RES 403: Module 6–Discussion
https://www.ccjm.org/content/ccjom/72/9/801.full.pdf
Instructions:
Module 06 Discussion Forum: When Hyperinflation and Air Trapping Becomes an Issue
Hyperinflation therapy, also called Lung Expansion therapy is a very common therapy performed on patients who are suffering from some sort of respiratory distress due to low volumes or to reverse atelectasis. The therapy involves applying volumes greater than normal to re-inflate the collapsed alveoli in the lungs. There are many different techniques used to administer lung expansion therapy. The respiratory therapist typically decides which method is best for each patient. The term hyperinflation is also used when the increased volumes due to trapped air has compromised the patients’ ability to manage an adequate minute ventilation.

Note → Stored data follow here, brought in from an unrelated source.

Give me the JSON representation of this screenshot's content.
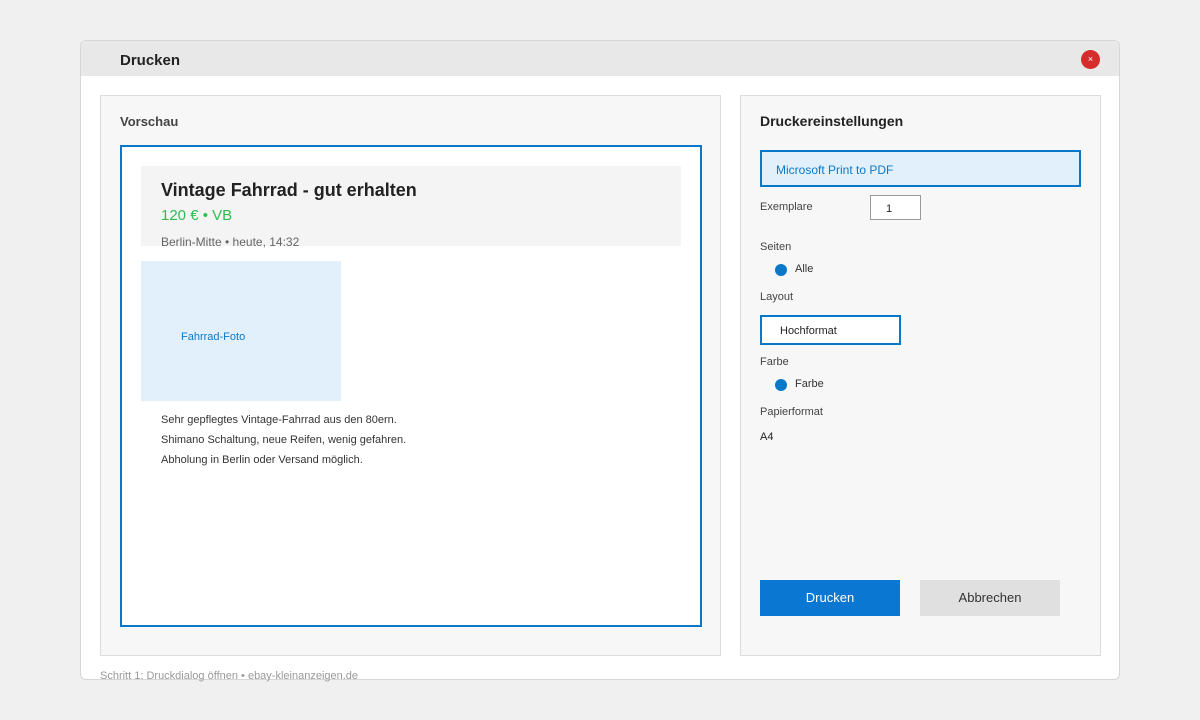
{
  "dialog": {
    "title": "Drucken",
    "close_glyph": "×"
  },
  "preview": {
    "title": "Vorschau",
    "ad": {
      "title": "Vintage Fahrrad - gut erhalten",
      "price": "120 € • VB",
      "meta": "Berlin-Mitte • heute, 14:32",
      "photo_label": "Fahrrad-Foto",
      "description": [
        "Sehr gepflegtes Vintage-Fahrrad aus den 80ern.",
        "Shimano Schaltung, neue Reifen, wenig gefahren.",
        "Abholung in Berlin oder Versand möglich."
      ]
    }
  },
  "settings": {
    "title": "Druckereinstellungen",
    "printer": "Microsoft Print to PDF",
    "copies_label": "Exemplare",
    "copies_value": "1",
    "pages_label": "Seiten",
    "pages_option": "Alle",
    "layout_label": "Layout",
    "layout_value": "Hochformat",
    "color_label": "Farbe",
    "color_option": "Farbe",
    "paper_label": "Papierformat",
    "paper_value": "A4",
    "print_button": "Drucken",
    "cancel_button": "Abbrechen"
  },
  "footer": "Schritt 1: Druckdialog öffnen • ebay-kleinanzeigen.de",
  "colors": {
    "accent": "#0a78c8",
    "price": "#2dbd4e",
    "close": "#d62c2c"
  }
}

Hyperinflation of the lungs occurs when damage to the lung tissue results in lungs that become less elastic and more complaint. When the lungs lose their elasticity, the expulsion of air becomes difficult and it gets trapped inside the lungs. Air trapping and hyperinflation can also occur when patients begin to inhale before they’ve fully exhaled. Consequently, air gets trapped within the lungs with each successive breath causing them to over-inflate.
Patients with chronic obstructive pulmonary disease (COPD) often have some degree of hyperinflation of the lungs which can produce significant, detrimental effects on breathing. In COPD, the lungs can be hyperinflated at rest (static hyperinflation) and/or during exercise (dynamic hyperinflation) when breathing requirements are increased and exhalation time is shortened.
Find 2 research articles that suggest ways to reduce air trapping, auto-peep, or dynamic hyperinflation in patients. You can select the type of patient or clinical condition you want to address. This can include patient’s on invasive ventilation. Prepare a discussion post sharing the 2 studies and the findings of each study.